Anomalous Resistivity in Plasma Focusing Cells for Intense Electron Beams

The efficient focusing of electron beams generated from a pulsed-power-driven diode can produce a bright spot on a high atomic number bremsstrahlung converter for radiography. Pulsed-power diodes can reliably produce high doses with < 1-cm spot sizes. Because of its simplicity, gas cell focusing has been the method of choice for several decades. The electron beam enters the cell through a thin foil that separates the gas from the vacuum diode region. Ideally, the relativistic electron beam drives a gas breakdown that produces a highly conductive plasma. If the beam enters the cell with the correct focusing angle and the beam self fields are largely neutralized, the beam focuses ballistically onto a radiation converter (target).
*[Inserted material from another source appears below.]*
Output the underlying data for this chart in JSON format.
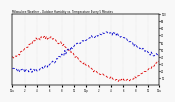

Plasma focusing cells (density approaching 10¹⁶ cm^-3) have a potential advantage over that of a neutral gas due to the large initial conductivity. The influence of micro instabilities and turbulence can degrade the classical resistivity of these cells for some parameters. Using the simulation code LSP, we have observed the onset of anomalous resistivity for low plasma densities and large embedded magnetic fields. The resistivity results from oscillations due to the Bernstein mode instability in the current-carrying plasma. Due to the Doppler effect, the frequency of the electron mode in the ion rest frame can be made sufficiently low to interact with the ions. The resulting oscillations have a growth rate that scales with the relative drift speed between the electrons and ions. Here we discuss the scaling of the instability derived from simulation and theory and its impact on the operation of a plasma focusing cell for radiography.